The likely story of AI influencing cyberspace is going to be one of affecting its information and user layers as opposed to the physical or logical layers, those bits of ‘cyberspace’ most closely synonymous with the internet. And so, AI could contribute quite significantly to web balkanisation or the degradation of the network’s social value vis-à-vis alternatives. It does not seem all that unlikely that new uncertainties and instabilities linked with AI might be one of the major prompts for divergent new web technology standards, for example blockchain alternatives, that might produce a truly divided set of global internets.


Can these new strategic dynamics be dealt with through international cooperation?

Christopher Whyte: Can international cooperation produce positive externalities in the development of AI? Yes, absolutely; with AI, there are opportunities that were overlooked or simply ignored in the case of the internet. The political case that the UN Charter values should be the ones guiding AI safety and ethics, and ultimately regulation, has garnered support, whereas such needs weren’t even recognised back when they might have been relevant for the internet.

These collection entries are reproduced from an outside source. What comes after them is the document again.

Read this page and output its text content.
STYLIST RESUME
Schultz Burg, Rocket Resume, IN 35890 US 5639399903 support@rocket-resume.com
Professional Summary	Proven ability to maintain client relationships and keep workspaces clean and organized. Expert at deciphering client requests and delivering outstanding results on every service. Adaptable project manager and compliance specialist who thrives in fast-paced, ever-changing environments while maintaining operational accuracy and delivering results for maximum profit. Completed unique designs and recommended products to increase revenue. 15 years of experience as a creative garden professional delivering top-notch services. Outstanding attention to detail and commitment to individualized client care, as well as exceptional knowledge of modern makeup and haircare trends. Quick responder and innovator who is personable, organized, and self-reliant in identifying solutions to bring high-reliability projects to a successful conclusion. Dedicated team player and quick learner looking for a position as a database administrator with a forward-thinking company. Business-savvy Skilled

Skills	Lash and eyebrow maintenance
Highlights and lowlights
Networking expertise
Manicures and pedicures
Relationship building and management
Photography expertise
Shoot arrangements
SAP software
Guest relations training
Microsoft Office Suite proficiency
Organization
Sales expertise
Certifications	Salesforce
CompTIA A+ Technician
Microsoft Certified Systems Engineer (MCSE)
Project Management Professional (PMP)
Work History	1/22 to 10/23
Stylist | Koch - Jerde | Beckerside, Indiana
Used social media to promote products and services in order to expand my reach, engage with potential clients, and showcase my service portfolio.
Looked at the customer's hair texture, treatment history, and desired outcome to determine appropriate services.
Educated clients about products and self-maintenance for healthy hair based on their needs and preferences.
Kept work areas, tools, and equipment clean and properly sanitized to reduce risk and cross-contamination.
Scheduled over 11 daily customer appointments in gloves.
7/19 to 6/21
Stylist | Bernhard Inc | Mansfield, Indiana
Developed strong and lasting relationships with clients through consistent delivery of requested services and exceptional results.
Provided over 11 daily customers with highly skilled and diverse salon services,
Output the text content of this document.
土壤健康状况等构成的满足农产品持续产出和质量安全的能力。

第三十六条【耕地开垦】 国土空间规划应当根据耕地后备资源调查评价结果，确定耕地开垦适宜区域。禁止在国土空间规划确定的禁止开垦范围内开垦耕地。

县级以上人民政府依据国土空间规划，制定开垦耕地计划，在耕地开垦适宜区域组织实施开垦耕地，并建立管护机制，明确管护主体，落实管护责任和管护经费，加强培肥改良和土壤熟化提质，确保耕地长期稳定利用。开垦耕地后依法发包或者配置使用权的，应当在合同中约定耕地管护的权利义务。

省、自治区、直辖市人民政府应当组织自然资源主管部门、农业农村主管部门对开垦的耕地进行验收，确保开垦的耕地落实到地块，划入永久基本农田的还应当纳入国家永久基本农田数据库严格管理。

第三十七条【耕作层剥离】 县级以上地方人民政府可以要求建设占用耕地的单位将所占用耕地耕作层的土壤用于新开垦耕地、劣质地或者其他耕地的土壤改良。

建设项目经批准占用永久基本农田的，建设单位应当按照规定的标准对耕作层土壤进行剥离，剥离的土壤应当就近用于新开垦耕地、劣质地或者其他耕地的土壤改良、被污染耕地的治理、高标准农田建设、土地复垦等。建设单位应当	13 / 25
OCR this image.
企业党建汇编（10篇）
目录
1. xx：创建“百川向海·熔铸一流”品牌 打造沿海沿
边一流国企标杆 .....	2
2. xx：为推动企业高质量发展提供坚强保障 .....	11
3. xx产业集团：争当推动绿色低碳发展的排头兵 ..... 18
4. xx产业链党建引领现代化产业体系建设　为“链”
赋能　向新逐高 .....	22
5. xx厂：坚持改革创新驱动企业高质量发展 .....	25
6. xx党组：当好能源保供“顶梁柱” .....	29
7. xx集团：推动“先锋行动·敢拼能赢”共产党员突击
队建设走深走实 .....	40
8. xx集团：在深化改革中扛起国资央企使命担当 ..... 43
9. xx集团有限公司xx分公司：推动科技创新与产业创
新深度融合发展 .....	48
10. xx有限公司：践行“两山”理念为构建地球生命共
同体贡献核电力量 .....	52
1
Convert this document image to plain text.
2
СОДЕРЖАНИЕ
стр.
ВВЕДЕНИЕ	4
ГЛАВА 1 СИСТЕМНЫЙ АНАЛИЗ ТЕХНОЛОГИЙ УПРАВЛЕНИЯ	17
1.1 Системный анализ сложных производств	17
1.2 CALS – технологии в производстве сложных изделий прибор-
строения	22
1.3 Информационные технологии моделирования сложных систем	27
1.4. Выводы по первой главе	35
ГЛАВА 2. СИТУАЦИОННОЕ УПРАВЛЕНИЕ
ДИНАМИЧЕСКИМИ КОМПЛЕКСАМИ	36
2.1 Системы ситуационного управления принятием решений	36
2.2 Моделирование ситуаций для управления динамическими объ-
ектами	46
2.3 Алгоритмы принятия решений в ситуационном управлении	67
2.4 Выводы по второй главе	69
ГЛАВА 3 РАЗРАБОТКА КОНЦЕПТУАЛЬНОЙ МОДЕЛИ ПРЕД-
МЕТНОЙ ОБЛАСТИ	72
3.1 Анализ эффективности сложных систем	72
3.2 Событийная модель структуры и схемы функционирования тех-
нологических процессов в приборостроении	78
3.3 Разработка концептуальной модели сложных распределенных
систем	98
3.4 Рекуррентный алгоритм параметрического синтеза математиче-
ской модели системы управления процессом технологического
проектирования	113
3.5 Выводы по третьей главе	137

We would like to avoid what seems to have happened in cybersecurity norm regimes; institutions and norms being developed and adopted by countries as a simple matter of political alignment. I would strongly argue that a technical basis for AI development should be the primary guiding principle for international cooperation on AI, provided that such cooperation is as universal as possible within the international community. That way, even if divergent systems develop, we will at least have a foundation for understanding such divergence.